Amid violence and political unrest in Ukraine in past weeks, one video clip stood out on the evening news. It was taken after the violence of clashes in mid-February, and captured an Orthodox priest rushing — amid continued violence — from one fallen man to the next, anointing them as they laid dead or dying in the square.
The crisis in Ukraine is, sadly, another on the long list of ongoing conflicts around the world. At the end of his weekly audience Feb. 20, Pope Francis assured those in the Ukraine of his prayers — “for victims of the violence, for their families and for the injured.” He also called “on all sides to stop every violent action and seek agreement and peace.”
Pope Francis again implored for peace in a homily on Feb. 25, calling war “a scandal to be mourned every day.”
“When we were children in Sunday School, and we were told the story of Cain and Abel, we couldn’t accept that someone would kill their own brother,” he said. “And yet today millions kill their own brothers and we’re used to it: There are entire peoples divided, killing each other over a piece of land, a racial hatred, an ambition.”

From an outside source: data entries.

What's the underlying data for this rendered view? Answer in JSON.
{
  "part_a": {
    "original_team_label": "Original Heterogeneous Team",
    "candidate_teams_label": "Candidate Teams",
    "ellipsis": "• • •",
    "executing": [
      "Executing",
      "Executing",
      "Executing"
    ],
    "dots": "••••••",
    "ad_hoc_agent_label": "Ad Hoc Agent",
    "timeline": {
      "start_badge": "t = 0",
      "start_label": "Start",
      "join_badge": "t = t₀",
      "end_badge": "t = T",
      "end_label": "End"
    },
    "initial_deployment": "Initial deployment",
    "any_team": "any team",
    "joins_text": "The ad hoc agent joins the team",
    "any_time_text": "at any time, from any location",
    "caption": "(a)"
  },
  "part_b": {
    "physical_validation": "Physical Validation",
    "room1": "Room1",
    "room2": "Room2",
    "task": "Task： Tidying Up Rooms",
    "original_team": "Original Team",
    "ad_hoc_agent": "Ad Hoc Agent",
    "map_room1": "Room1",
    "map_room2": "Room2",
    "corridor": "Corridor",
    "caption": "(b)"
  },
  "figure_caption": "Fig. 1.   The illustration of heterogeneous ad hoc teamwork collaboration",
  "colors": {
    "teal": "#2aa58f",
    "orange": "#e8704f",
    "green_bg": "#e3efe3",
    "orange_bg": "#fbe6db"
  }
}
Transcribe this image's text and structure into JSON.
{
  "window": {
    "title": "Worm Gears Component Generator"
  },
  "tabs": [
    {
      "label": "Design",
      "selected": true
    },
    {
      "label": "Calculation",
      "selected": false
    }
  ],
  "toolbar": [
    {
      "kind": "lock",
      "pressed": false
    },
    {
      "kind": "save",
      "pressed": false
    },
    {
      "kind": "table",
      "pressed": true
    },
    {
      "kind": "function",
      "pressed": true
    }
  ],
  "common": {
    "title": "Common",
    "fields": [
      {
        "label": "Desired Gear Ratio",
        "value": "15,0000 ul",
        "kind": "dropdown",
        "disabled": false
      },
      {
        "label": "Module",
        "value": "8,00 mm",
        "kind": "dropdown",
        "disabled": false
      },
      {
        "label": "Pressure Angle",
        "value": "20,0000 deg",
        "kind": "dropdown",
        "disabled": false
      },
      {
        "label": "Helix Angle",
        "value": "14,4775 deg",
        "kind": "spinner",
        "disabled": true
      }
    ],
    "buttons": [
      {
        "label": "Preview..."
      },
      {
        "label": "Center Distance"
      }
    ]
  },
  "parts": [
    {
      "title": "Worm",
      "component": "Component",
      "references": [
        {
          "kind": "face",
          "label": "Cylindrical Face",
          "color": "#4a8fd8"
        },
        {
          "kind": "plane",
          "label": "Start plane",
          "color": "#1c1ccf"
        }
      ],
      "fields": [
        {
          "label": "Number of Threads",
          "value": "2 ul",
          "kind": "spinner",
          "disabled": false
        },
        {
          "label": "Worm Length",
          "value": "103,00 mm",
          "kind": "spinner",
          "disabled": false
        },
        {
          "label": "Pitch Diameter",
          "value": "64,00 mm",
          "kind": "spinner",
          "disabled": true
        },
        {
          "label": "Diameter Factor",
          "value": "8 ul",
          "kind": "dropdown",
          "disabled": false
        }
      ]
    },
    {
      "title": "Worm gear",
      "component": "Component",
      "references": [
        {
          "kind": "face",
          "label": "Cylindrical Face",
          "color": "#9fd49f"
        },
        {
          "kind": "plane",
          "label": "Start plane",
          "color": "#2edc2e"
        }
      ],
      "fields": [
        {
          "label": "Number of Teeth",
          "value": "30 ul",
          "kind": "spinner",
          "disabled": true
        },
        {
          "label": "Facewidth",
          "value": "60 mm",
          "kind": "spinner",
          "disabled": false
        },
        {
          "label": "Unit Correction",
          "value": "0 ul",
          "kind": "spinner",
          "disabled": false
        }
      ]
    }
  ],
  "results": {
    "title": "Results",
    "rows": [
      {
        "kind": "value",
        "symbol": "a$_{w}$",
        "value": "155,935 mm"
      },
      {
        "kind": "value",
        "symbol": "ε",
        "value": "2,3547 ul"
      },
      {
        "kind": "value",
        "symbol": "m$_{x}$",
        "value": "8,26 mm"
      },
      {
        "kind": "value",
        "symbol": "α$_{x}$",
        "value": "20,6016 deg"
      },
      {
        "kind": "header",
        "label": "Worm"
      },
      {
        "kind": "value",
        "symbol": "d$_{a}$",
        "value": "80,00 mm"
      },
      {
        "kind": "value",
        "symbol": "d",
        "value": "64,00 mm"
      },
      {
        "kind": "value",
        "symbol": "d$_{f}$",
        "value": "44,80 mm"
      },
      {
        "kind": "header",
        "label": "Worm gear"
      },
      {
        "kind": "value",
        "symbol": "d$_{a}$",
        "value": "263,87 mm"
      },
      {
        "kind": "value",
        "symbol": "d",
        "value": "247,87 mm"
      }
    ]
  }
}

One can only pray that the pope’s cries for peace — for Ukraine, for the Central African Republic, for Syria, for Nigeria and elsewhere — will not fall on deaf ears. And one can only pray that, at least for a while, priests will be able to focus on sacraments centered on the beginning of life rather than the end.
Such a simple action in the middle of such devastation.
Gretchen R. Crowe is editor of OSV Newsweekly.